Instructors who take instructor classes can learn in hours or days what it may take years to learn from direct experience. Most of us will never live long enough to gather all the information, knowledge, and skills necessary to become a competent defensive firearms instructor through direct experience alone. While I think direct experience is a huge benefit to an instructor that can provide some insights that can’t otherwise be learned, it alone is likely not enough possible due to multiple variables. Some of the best lesson plans being taught today incorporate tactics and techniques that were taught hundreds of years ago.

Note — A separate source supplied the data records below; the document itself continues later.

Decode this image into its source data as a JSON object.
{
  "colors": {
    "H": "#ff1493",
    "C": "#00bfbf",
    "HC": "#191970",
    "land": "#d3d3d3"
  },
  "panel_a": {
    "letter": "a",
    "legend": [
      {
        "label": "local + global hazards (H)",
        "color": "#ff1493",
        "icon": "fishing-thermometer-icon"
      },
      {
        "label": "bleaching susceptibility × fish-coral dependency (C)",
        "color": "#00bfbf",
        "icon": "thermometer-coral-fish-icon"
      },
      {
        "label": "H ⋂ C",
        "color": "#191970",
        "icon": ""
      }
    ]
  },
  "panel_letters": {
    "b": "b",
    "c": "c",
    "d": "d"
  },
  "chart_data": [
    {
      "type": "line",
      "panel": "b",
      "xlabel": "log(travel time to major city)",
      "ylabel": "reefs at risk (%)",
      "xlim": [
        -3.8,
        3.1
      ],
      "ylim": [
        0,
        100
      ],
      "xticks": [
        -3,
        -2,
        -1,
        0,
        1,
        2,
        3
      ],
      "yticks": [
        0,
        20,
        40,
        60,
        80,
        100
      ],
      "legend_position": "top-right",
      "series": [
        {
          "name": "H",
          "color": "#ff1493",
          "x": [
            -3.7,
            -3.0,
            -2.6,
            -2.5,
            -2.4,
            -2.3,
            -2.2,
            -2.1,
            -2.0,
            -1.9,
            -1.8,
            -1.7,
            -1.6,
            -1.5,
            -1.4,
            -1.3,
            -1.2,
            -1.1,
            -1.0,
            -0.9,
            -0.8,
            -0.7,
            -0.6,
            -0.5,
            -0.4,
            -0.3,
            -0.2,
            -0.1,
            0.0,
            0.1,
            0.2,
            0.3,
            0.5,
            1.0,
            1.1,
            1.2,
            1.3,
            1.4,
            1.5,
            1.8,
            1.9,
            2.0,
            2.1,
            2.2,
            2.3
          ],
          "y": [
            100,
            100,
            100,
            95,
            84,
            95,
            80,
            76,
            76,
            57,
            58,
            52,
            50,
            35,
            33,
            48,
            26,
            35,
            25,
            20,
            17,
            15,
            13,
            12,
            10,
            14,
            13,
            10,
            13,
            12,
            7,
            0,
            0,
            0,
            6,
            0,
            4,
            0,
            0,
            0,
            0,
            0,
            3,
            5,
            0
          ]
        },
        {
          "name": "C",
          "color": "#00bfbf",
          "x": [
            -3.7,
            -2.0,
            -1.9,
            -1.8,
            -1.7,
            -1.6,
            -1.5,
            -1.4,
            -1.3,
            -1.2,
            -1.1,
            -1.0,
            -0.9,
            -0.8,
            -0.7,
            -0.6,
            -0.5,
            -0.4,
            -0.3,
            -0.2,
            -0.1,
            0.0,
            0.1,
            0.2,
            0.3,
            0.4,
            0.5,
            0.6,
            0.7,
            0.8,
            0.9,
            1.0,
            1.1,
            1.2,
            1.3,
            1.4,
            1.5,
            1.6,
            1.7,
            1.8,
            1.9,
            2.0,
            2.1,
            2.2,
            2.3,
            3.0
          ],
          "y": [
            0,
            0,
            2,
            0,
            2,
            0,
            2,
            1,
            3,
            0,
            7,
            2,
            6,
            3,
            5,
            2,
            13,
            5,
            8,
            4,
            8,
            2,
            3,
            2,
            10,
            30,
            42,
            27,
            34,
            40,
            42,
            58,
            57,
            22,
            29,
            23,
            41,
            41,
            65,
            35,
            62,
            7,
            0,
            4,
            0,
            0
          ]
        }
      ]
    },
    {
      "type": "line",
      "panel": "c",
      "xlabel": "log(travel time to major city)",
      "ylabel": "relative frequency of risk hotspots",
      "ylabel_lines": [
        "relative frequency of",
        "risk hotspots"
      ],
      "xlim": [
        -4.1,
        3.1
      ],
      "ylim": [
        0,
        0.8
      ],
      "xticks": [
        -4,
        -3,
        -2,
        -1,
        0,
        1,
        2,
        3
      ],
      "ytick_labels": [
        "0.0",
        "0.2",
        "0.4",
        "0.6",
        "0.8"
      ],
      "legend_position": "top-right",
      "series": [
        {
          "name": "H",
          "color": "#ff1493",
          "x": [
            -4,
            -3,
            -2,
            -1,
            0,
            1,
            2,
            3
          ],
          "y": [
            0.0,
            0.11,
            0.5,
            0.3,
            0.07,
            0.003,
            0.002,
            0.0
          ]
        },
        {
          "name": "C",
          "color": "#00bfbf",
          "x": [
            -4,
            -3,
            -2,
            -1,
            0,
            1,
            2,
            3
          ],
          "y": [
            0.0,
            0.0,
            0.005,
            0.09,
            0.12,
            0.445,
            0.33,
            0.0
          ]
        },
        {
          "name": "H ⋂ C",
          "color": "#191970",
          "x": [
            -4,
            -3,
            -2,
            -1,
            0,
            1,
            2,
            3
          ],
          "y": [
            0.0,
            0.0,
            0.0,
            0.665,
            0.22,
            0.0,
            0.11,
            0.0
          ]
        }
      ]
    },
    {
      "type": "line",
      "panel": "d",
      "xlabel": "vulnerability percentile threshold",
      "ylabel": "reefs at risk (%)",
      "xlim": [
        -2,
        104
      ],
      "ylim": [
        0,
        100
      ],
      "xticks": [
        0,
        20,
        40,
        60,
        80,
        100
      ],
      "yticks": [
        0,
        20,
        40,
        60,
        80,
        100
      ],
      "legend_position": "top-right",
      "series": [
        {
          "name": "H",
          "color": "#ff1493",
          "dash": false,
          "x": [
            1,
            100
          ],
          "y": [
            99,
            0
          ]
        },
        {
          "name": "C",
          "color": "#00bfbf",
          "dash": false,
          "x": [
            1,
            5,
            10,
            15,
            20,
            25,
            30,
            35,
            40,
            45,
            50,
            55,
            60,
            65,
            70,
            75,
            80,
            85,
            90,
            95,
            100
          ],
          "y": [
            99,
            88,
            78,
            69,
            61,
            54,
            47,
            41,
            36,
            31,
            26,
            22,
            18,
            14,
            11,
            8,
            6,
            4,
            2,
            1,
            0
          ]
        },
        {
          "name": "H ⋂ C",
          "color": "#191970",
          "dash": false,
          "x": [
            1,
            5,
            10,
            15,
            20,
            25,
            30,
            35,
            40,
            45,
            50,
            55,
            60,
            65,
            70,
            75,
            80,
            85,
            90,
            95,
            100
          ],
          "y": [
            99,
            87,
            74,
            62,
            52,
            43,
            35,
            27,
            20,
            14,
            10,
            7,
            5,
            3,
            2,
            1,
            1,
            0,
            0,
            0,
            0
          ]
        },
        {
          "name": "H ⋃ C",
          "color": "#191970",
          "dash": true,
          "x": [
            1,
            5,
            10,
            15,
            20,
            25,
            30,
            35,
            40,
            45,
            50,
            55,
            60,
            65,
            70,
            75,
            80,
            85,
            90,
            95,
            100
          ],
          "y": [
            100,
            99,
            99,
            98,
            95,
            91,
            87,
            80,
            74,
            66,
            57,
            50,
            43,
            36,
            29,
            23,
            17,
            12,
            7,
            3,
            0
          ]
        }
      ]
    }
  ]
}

I credit my completing instructor classes under John Farnam, Bennie Cooley, Jr., Tom Givens, Karl Rehn, Ed Monk, Chuck Haggard, and Jerry Wetzel for making me a significantly better instructor than I would have been otherwise. Much of what and how I teach was learned through them, and combined with my own direct experience makes me far more prepared to develop and effectively implement lesson plans. In the words of author Michael P. Ghiglieri: “Imitation is a lot cheaper that inventive genius”.
In every class that we teach I keep in the back of my mind that one of the students in that class may someday be involved in an encounter that brings them into contact with law enforcement and the legal system. I want that student to be as prepared as possible to successfully navigate those waters. If something that we taught or said gets introduced in the courtroom, I want to be able to defend it if needed by being able to prove that it was both correct and reasonable under the circumstances. I am unable to remember the number of times I heard something in an instructor class that made me aware of something that I did not know or had not considered, or in some cases, represented a far better articulation of something that I did know. My lesson plans over the years have been revised multiple times as a result.
In my sole opinion, taking one or two instructor or instructor development courses does not make me a subject matter expert on a topics like high-risk entry, force-on-force, active shooter response, or empty hand knife defense. My company offers a Church Security Team Instructor/Leader Development course in which we provide our students with a copy of our lesson plan and PowerPoint Program at the end of the class that serves as a template that they may use and revise as they see fit based upon our nearly sixty cumulative years of defensive firearms training experience plus fifteen years of cumulative church security experience in which two of us spent much of that time in team leadership roles. The instructor classes that we attended were all taught by nationally-known trainers whose experience in their disciplines matched or exceeded ours.
I think the greatest gift a firearms trainer can give to themselves is to take as many firearms (or related disciplines) instructor classes as they can. There is a reason that one of the greatest firearm trainers I know who probably teaches more instructor classes each year than anyone else still takes instructor classes too. If Tom Givens thinks it is a good idea to take those classes, then it probably it is.